In the bedroom, EUA, 2001


Uma recorrência temática entre dois ou mais filmes num curto espaço de tempo pode ser benéfica a todos eles, ou prejudicial a algum, seja através de uma comparação entre os trabalhos, seja pelo fato de apenas um ser privilegiado quanto ao seu acesso ao público. As já proclamadas semelhanças entre Entre quatro paredes e O quarto do filho, que já começam pelo título (a tradução literal do filme americano seria No quarto) pesaram desfavoravelmente ao segundo em seu lançamento no mercado americano. Logo após a vitória no Festival de Cannes 2001, o filme de Moretti foi adquirido pela Miramax e proclamado como o já virtual favorito ao Oscar de filme em língua estrangeira. Mas a principal pedra em seu sapato não foi qualquer outro filme europeu, asiático ou latino americano, mas sim uma pequena produção independente americana (obviamente lançada no festival de Sundance) e que, assim como O quarto do filho, tinha como ponto de partida para sua narrativa as mudanças e traumas ocorridos em uma família após a morte de um filho bastante jovem. A boa resposta a Entre quatro paredes junto à crítica americana voltou a atenção da distribuidora quanto a seu potencial na disputa dos principais prêmios e fez com que o lançamento do filme italiano fosse transferido de novembro de 2001 para 2002, de modo que a estréia na direção de Todd Field não tivesse seu impacto reduzido. Além disso, a Miramax centrou seu pesado arsenal publicitário em campanhas para Amelie, e, obviamente, Entre quatro paredes.

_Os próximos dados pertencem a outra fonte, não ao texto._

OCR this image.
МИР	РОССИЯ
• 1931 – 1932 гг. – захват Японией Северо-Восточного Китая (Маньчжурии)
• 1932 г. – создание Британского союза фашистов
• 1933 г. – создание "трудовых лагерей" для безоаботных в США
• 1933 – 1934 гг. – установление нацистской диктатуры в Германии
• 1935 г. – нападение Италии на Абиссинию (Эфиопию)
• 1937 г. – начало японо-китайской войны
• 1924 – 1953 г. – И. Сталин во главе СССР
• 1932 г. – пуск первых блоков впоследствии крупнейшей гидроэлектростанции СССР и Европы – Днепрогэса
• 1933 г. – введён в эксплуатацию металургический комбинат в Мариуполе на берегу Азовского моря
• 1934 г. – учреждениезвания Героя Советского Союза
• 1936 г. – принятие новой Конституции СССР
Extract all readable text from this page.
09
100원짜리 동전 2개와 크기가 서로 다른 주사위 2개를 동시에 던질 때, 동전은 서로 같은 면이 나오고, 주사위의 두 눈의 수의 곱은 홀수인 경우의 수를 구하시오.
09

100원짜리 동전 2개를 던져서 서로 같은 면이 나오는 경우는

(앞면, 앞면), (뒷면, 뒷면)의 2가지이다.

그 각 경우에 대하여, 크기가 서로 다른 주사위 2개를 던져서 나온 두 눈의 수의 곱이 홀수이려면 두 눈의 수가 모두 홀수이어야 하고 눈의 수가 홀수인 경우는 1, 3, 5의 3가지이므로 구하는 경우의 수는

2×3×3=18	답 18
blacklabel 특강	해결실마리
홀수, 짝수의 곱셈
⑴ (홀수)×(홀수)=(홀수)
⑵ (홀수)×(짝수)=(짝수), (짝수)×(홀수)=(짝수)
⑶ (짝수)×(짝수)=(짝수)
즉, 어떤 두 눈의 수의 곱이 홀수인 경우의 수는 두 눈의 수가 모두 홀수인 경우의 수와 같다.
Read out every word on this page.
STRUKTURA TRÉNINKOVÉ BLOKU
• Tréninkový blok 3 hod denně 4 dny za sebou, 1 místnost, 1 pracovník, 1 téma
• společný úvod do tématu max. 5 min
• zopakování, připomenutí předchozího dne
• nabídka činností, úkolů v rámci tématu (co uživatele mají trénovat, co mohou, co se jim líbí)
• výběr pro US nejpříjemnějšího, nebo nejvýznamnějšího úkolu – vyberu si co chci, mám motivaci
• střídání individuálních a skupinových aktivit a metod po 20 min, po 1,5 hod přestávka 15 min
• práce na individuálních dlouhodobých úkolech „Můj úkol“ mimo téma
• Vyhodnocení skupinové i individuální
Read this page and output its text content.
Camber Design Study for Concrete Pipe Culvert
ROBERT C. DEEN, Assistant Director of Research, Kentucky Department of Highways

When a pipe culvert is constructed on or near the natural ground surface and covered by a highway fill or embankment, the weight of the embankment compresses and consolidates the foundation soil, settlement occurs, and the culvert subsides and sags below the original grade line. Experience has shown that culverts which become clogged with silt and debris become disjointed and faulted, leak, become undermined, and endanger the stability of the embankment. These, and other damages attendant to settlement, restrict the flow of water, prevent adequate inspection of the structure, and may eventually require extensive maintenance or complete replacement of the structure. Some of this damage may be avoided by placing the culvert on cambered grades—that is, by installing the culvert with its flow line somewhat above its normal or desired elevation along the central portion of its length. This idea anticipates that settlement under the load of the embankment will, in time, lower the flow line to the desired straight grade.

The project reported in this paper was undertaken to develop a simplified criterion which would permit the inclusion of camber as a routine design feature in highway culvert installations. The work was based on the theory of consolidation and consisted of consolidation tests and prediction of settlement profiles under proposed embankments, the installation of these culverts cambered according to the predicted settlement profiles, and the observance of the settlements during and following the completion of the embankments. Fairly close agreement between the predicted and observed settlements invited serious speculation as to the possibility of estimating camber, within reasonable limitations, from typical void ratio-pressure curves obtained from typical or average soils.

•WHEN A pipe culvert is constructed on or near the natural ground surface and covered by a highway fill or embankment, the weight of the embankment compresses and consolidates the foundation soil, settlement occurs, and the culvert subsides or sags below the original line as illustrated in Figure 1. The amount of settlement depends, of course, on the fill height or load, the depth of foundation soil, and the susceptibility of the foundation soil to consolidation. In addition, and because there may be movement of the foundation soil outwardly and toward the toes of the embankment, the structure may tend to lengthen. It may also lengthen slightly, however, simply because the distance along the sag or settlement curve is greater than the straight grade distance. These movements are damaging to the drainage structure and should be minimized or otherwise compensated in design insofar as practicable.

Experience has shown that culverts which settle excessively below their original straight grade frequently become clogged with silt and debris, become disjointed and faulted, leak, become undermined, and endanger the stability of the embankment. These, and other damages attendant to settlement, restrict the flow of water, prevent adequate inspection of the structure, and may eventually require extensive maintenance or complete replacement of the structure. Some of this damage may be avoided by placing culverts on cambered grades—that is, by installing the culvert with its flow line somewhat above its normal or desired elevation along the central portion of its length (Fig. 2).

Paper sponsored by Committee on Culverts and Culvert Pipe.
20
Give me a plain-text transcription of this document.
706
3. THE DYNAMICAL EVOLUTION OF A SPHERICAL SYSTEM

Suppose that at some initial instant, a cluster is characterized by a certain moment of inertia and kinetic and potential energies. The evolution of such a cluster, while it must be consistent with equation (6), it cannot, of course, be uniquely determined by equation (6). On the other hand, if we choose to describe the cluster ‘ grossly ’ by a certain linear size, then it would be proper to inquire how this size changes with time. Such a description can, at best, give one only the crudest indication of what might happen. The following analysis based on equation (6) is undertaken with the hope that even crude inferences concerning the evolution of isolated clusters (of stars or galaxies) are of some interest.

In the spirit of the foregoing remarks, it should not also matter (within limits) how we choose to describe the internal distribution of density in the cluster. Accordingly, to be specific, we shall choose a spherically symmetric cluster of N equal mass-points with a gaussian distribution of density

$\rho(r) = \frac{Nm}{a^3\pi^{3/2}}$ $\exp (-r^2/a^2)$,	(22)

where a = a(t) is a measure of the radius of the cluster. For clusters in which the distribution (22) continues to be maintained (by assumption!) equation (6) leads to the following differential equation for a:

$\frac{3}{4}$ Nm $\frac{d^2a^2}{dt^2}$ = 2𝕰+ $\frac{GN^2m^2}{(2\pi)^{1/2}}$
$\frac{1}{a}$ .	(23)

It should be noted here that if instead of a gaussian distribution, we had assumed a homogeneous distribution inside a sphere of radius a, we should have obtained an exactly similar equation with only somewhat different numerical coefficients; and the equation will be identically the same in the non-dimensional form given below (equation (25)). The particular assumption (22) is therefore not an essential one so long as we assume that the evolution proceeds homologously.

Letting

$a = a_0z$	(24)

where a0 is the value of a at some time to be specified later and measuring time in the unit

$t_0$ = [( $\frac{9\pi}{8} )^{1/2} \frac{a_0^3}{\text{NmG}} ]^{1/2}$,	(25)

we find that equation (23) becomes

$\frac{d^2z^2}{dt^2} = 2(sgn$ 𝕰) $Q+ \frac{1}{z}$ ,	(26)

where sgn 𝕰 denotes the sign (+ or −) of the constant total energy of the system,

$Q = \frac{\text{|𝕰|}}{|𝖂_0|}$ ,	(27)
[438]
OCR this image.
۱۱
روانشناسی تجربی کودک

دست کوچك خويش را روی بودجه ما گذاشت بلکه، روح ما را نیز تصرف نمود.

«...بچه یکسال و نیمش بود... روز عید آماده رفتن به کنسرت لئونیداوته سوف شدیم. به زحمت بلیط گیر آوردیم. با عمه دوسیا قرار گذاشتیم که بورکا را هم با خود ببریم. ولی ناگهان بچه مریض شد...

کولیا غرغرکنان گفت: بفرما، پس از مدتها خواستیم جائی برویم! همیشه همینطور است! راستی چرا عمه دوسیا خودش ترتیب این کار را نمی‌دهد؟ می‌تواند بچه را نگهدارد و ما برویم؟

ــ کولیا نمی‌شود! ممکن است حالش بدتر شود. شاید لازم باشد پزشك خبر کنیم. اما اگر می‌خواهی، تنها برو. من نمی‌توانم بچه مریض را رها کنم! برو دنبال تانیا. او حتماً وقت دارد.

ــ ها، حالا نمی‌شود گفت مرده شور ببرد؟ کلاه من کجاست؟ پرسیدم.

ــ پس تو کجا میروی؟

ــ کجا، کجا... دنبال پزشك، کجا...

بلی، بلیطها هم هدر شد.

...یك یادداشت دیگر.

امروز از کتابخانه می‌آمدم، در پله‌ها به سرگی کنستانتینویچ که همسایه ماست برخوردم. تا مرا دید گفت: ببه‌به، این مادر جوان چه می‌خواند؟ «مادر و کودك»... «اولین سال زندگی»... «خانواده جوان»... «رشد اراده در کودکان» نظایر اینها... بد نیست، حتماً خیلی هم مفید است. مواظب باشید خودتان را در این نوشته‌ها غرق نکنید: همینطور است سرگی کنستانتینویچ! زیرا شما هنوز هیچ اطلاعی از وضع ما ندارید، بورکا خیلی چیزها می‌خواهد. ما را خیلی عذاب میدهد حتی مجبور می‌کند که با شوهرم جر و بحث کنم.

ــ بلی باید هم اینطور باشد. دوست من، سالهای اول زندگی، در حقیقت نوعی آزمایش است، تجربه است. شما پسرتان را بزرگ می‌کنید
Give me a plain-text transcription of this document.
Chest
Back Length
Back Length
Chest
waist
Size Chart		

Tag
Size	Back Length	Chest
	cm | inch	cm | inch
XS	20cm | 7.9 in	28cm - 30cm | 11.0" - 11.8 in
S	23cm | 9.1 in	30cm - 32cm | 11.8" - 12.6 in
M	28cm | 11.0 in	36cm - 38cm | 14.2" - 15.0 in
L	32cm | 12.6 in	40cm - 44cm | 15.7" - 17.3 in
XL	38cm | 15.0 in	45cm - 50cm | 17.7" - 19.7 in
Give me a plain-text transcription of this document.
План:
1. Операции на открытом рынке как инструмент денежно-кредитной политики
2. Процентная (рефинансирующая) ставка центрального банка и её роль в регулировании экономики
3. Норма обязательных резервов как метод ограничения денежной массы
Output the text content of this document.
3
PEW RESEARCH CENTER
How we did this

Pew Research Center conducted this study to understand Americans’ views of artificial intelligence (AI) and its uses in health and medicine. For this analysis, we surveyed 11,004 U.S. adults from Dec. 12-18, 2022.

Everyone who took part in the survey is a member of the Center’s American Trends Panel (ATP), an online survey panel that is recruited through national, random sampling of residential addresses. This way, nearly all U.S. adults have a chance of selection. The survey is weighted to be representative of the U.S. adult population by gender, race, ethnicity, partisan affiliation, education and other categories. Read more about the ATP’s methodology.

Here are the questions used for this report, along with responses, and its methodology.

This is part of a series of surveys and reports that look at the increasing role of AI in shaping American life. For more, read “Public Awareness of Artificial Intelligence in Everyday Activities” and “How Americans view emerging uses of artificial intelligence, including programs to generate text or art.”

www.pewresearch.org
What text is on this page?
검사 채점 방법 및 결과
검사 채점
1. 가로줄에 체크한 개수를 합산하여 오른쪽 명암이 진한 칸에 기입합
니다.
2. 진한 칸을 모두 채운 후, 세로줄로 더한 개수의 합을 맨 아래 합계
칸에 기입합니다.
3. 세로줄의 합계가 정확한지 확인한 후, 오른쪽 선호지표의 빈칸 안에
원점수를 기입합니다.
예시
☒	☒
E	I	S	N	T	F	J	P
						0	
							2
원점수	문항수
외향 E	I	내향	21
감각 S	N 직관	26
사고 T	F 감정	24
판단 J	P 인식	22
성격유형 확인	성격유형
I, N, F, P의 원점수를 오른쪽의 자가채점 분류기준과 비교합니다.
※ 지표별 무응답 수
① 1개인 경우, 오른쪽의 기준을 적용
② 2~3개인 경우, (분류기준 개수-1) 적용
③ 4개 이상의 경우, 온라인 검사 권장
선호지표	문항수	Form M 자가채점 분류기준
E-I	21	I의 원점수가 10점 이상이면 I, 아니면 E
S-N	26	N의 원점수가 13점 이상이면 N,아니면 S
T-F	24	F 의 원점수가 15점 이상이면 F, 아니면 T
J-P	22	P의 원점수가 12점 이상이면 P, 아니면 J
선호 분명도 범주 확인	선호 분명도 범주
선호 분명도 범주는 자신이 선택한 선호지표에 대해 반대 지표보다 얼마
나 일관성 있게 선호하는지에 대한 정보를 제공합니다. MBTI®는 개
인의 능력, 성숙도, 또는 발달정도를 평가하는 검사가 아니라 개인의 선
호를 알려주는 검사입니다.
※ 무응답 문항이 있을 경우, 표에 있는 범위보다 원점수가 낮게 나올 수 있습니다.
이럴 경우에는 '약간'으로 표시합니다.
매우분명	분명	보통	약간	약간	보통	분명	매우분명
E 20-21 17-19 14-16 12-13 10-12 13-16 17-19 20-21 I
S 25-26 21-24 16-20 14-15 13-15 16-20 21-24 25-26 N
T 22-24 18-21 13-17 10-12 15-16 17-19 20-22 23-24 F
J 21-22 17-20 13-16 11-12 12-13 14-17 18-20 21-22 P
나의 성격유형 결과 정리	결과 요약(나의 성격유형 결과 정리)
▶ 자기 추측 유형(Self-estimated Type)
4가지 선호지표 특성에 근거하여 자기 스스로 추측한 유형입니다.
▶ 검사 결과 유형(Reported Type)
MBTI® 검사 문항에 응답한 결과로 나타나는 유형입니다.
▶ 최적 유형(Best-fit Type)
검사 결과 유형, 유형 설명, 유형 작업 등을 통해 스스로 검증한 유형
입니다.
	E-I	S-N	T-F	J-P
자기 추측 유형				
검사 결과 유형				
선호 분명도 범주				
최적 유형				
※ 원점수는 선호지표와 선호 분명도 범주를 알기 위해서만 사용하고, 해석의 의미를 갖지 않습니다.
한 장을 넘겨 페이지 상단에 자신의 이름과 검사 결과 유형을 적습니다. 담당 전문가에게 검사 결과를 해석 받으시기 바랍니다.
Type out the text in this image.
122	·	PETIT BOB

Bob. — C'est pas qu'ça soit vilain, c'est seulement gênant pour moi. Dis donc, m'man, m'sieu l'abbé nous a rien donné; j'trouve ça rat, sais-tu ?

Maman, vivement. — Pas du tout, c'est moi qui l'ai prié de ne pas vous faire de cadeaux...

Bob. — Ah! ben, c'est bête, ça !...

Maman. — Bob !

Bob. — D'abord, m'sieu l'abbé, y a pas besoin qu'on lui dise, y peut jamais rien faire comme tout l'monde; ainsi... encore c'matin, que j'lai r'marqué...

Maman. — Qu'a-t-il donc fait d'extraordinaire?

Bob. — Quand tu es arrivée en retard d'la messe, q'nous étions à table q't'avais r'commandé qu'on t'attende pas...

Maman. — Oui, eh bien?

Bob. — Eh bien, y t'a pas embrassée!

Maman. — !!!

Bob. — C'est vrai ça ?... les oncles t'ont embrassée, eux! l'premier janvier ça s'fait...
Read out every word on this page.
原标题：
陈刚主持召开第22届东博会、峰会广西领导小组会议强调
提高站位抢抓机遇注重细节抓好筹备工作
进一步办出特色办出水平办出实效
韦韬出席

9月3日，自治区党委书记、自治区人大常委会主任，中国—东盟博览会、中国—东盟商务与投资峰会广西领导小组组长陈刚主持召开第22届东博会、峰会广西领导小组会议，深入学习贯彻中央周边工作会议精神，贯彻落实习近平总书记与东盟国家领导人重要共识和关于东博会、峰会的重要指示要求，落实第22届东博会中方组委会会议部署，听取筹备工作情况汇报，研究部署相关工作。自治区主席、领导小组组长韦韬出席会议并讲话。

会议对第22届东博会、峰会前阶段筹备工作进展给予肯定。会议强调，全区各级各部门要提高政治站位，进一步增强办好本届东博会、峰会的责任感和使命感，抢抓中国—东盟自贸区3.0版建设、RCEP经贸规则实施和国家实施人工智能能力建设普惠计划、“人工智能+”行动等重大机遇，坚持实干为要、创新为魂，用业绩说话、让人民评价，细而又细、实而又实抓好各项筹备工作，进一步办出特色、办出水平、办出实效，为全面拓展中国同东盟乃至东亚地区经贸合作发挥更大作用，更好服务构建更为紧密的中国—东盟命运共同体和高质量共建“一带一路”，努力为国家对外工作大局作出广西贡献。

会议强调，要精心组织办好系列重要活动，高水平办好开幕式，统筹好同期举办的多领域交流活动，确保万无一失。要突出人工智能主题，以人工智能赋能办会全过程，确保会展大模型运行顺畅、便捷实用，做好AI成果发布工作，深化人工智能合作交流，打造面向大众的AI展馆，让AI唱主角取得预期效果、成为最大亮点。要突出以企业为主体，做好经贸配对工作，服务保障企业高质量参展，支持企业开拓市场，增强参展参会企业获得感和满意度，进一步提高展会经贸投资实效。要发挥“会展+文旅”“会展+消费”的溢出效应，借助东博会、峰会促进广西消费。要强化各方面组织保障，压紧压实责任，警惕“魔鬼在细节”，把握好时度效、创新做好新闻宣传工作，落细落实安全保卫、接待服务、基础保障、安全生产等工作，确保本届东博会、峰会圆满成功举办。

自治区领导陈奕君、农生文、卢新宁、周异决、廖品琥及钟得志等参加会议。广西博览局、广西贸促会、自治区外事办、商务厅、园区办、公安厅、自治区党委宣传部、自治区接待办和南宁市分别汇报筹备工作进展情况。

É fácil entender as causas que levaram a este favorecimento a Entre quatro paredes. Além, é claro, da natural barreira da língua, O quarto do filho, apesar de ser a meu ver a mais perfeita retratação do sentimento de tristeza pelo cinema recente, é um filme de extrema frieza, que evita a todo custo a pieguice e não proporciona qualquer forma de catarse ao espectador. Apesar de Entre quatro paredes também ser um filme bastante frio, as distintas circunstâncias nas quais ocorrem as mortes, dizem muito sobre as diferenças enter as fitas: neste o filho é assassinado pelo ex-marido da namorada dez anos mais velha, enquanto o filho de Moretti morre em um acidente durante um mergulho. Centrando agora nossa atenção em Entre quatro paredes, que é o real objeto deste texto, o já citado assassinato vai despertar nos personagens emoções que, apesar de contidas, irão desembocar em atitudes drásticas. Seus protagonistas, o casal Matt e Ruth Fowler (Tom Wilkinson e Sissy Spacek) irão, a princípio, dentro de seu silencioso desespero, esperar que a justiça acerte as contas por eles. Já o psicanalista vivido por Nanni Moretti só tem contas a acertar consigo mesmo.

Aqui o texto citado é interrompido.